The State has not shown by the affidavit or otherwise that there was
a written record of the survey agency's determination of certification
earlier than the date of the signature on the C&T. The surveyor's
written report is not evidence of certification because the State did
not show that it was executed by an official authorized to certify.
Indeed, the admitted practice of submitting that report for review
indicates that the surveyor lacked that authority. Nor is the absence
of authority overcome by the fact that the reviewing official seldom, if
ever, rejects the surveyor's recommendation. Similarly, the submission
of a plan of correction is not proof of a decision to accept that plan.
The regulatory change accepting the survey and submission dates as
certification dates was not in effect during the period involved here.
42 CFR 442.13 (45 Fed. Reg. 22936, April 4, 1980). The State did not
contend that the 1980 change was retroactive and we find here, as the
Board has in similar cases in the past, that it was not retroactive.
Washington, supra and Pennsylvania Department of Public Welfare,
Decision No. 255, February 10, 1982.

Thus, we conclude that the signature on the C&T form is the best
evidence of certification and that the State failed to show by other
clear evidence that there was a determination of certification prior to
that date.

(4) 2. Whether the State is entitled to FFP for services to Medicaid
applicants more than three months prior to the date of application.

For the period between July 1975 and October 1977, regardless of when
an individual actually applied for benefits, the State claimed FFP
starting with the month of certification of the facility rendering the
services (or, if later than certification, the month the applicant
entered the facility). FFP is available beginning with the third month
prior to the month of application, which in this case was later than the
date from which the State claimed FFP. 45 CFR 206.10(a)(6) (1974).
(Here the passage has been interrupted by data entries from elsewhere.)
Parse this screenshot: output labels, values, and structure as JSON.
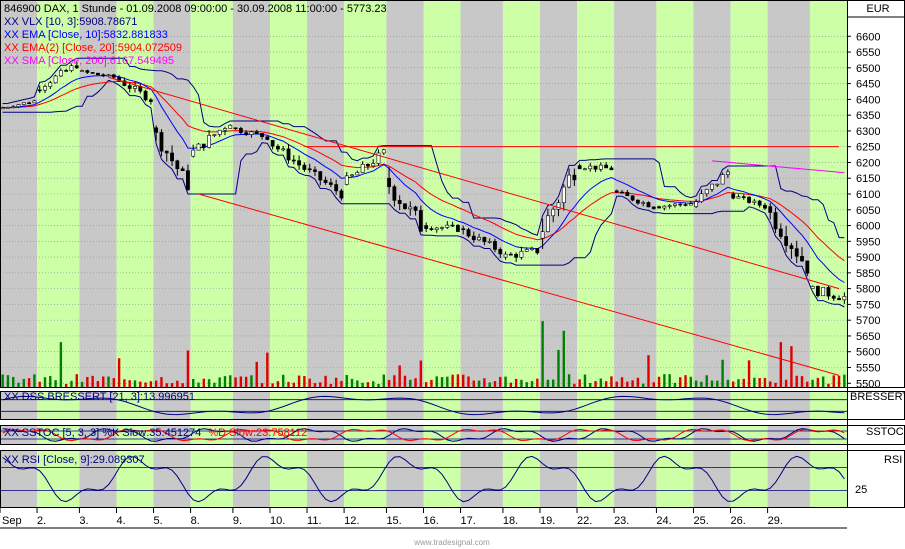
{
  "chart_data": {
    "type": "candlestick",
    "title": "846900  DAX, 1 Stunde - 01.09.2008 09:00:00 - 30.09.2008 11:00:00 - 5773.23",
    "currency": "EUR",
    "footer": "www.tradesignal.com",
    "main_axis": {
      "ylim": [
        5485,
        6715
      ],
      "ticks": [
        5500,
        5550,
        5600,
        5650,
        5700,
        5750,
        5800,
        5850,
        5900,
        5950,
        6000,
        6050,
        6100,
        6150,
        6200,
        6250,
        6300,
        6350,
        6400,
        6450,
        6500,
        6550,
        6600
      ]
    },
    "x_labels": [
      "Sep",
      "2.",
      "3.",
      "4.",
      "5.",
      "8.",
      "9.",
      "10.",
      "11.",
      "12.",
      "15.",
      "16.",
      "17.",
      "18.",
      "19.",
      "22.",
      "23.",
      "24.",
      "25.",
      "26.",
      "29."
    ],
    "legend": [
      {
        "text": "XX VLX [10, 3]:5908.78671",
        "color": "#000080"
      },
      {
        "text": "XX EMA [Close, 10]:5832.881833",
        "color": "#0000ff"
      },
      {
        "text": "XX EMA(2) [Close, 20]:5904.072509",
        "color": "#ff0000"
      },
      {
        "text": "XX SMA [Close, 200]:6167.549495",
        "color": "#ff00ff"
      }
    ],
    "anchors": {
      "days": [
        {
          "label": "1",
          "high": 6400,
          "low": 6360,
          "open": 6370,
          "close": 6395
        },
        {
          "label": "2",
          "high": 6530,
          "low": 6420,
          "open": 6430,
          "close": 6510
        },
        {
          "label": "3",
          "high": 6500,
          "low": 6450,
          "open": 6490,
          "close": 6470
        },
        {
          "label": "4",
          "high": 6490,
          "low": 6380,
          "open": 6470,
          "close": 6400
        },
        {
          "label": "5",
          "high": 6320,
          "low": 6110,
          "open": 6310,
          "close": 6130
        },
        {
          "label": "8",
          "high": 6350,
          "low": 6200,
          "open": 6220,
          "close": 6330
        },
        {
          "label": "9",
          "high": 6320,
          "low": 6240,
          "open": 6310,
          "close": 6280
        },
        {
          "label": "10",
          "high": 6300,
          "low": 6170,
          "open": 6270,
          "close": 6180
        },
        {
          "label": "11",
          "high": 6200,
          "low": 6070,
          "open": 6180,
          "close": 6100
        },
        {
          "label": "12",
          "high": 6260,
          "low": 6120,
          "open": 6130,
          "close": 6230
        },
        {
          "label": "15",
          "high": 6230,
          "low": 5930,
          "open": 6150,
          "close": 6000
        },
        {
          "label": "16",
          "high": 6050,
          "low": 5950,
          "open": 6000,
          "close": 5990
        },
        {
          "label": "17",
          "high": 6000,
          "low": 5880,
          "open": 5990,
          "close": 5920
        },
        {
          "label": "18",
          "high": 5960,
          "low": 5840,
          "open": 5900,
          "close": 5920
        },
        {
          "label": "19",
          "high": 6220,
          "low": 5900,
          "open": 5960,
          "close": 6180
        },
        {
          "label": "22",
          "high": 6230,
          "low": 6150,
          "open": 6190,
          "close": 6180
        },
        {
          "label": "23",
          "high": 6120,
          "low": 6040,
          "open": 6110,
          "close": 6060
        },
        {
          "label": "24",
          "high": 6110,
          "low": 6040,
          "open": 6060,
          "close": 6070
        },
        {
          "label": "25",
          "high": 6190,
          "low": 6040,
          "open": 6060,
          "close": 6170
        },
        {
          "label": "26",
          "high": 6110,
          "low": 6040,
          "open": 6100,
          "close": 6060
        },
        {
          "label": "29",
          "high": 6100,
          "low": 5840,
          "open": 6060,
          "close": 5870
        },
        {
          "label": "30",
          "high": 5810,
          "low": 5670,
          "open": 5800,
          "close": 5773.23
        }
      ]
    },
    "trend_lines": [
      {
        "name": "upper-channel",
        "from": {
          "bar": 20,
          "value": 6470
        },
        "to": {
          "bar": 158,
          "value": 5800
        }
      },
      {
        "name": "lower-channel",
        "from": {
          "bar": 37,
          "value": 6100
        },
        "to": {
          "bar": 158,
          "value": 5525
        }
      },
      {
        "name": "resistance",
        "from": {
          "bar": 57,
          "value": 6250
        },
        "to": {
          "bar": 158,
          "value": 6250
        }
      }
    ],
    "subpanels": [
      {
        "name": "dss",
        "label": "XX DSS BRESSERT [21, 3]:13.996951",
        "axis_label": "BRESSERT",
        "label_color": "#000080"
      },
      {
        "name": "sstoc",
        "label": "XX SSTOC [5, 3, 3] %K Slow:35.451274",
        "label2": "%D Slow:23.758112",
        "axis_label": "SSTOC",
        "label_color": "#000080",
        "label2_color": "#ff0000"
      },
      {
        "name": "rsi",
        "label": "XX RSI [Close, 9]:29.089307",
        "axis_label": "RSI",
        "tick": "25",
        "label_color": "#000080"
      }
    ]
  }
}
The State argued that it would have been futile to obtain
applications from potential Medicaid recipients until the facility in
which they received care and services was certified. The State also
contended that as a result of federal court decisions in Illinois it was
liable for payments to an otherwise eligible individual even for a
period during which the facility providing services to that individual
was not certified, if the facility later is determined to be
certifiable. Thus, according to the State, FFP should be available as
though the application had been filed in time to qualify as of the date
of certification.

The Agency countered that the determination that a facility meets the
qualifications to participate in the Medicaid program is separate from
the determination of eligibility of an individual for Medicaid benefits.
The State did not reply to this argument.

We find that in this case the date of eligibility of an individual is
controlled by 45 CFR 206.10(a)(6). FFP is not available earlier than
the third month preceding the date of application, even though prior to
that three month period a person later determined to have been eligible
resided in a facility found to have been certifiable. The State is not
authorized to backdate eligibility earlier than the third month
preceding application, even though it might have solicited an
application at an earlier date if it had known the facility would be
determined to be certifiable.Eligibility and certification are separate
determinations, and the State is not entitled to FFP prior to the time
an individual is eligible for benefits.

(5) CONCLUSION

For the the reasons discussed above, we uphold the disallowance in
the amount of $10,890,233. The remaining $4,753,260 has been severed
and redocketed for additional proceedings.